I can’t drive on the Skyway without thinking of Andreas von Zirngibl, the sole occupant of Chicago’s smallest graveyard. He’s still down there, if you can find his resting place among the industrial detritus that seems to sprawl endlessly beneath the soaring expressway. Zirngibl was a Bavarian soldier who helped defeat Napoleon before immigrating to Chicago with his family around 1854. He died the following year and was buried on his land according to his wishes. After the area around the old Zirngibl homestead began to industrialize, his heirs won a court battle that allowed the gravesite to be preserved in perpetuity.

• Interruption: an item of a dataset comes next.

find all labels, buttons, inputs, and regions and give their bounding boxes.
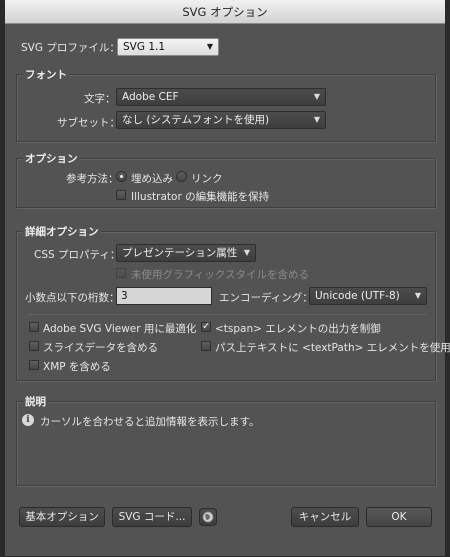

I’d heard about the site, near the Ewing Avenue Bridge, a few years ago and wanted to visit, but I was told that the land surrounding it belonged to a scrap metal recycler and was fenced off. Zirngibl’s resting place, it seemed, was now a junkyard, and an abandoned one at that. Trying my luck, I left a message with the recycling company, and to my surprise I heard back. The security manager, a laconic ex-cop named Pete, met me at 93rd and Ewing the next day and led me past a locked gate to the weed-choked site. The original headstone, once protected by a white picket fence, has been replaced by a polished-concrete slab that’s cordoned off by thick metal chains. I read the epitaph: “A Veteran of 1816 Battle of Waterloo.” (They got the date wrong by a year, but as far as I know, no one’s complained.)

The air was still, and, aside from the roar of the Skyway, the spot was surprisingly quiet, much of the industry around here having packed up and left in recent years. The sun shone on the tombstone, and for a moment I could almost picture this long-dead soldier’s grave as it must have looked on the day he’d been laid to rest.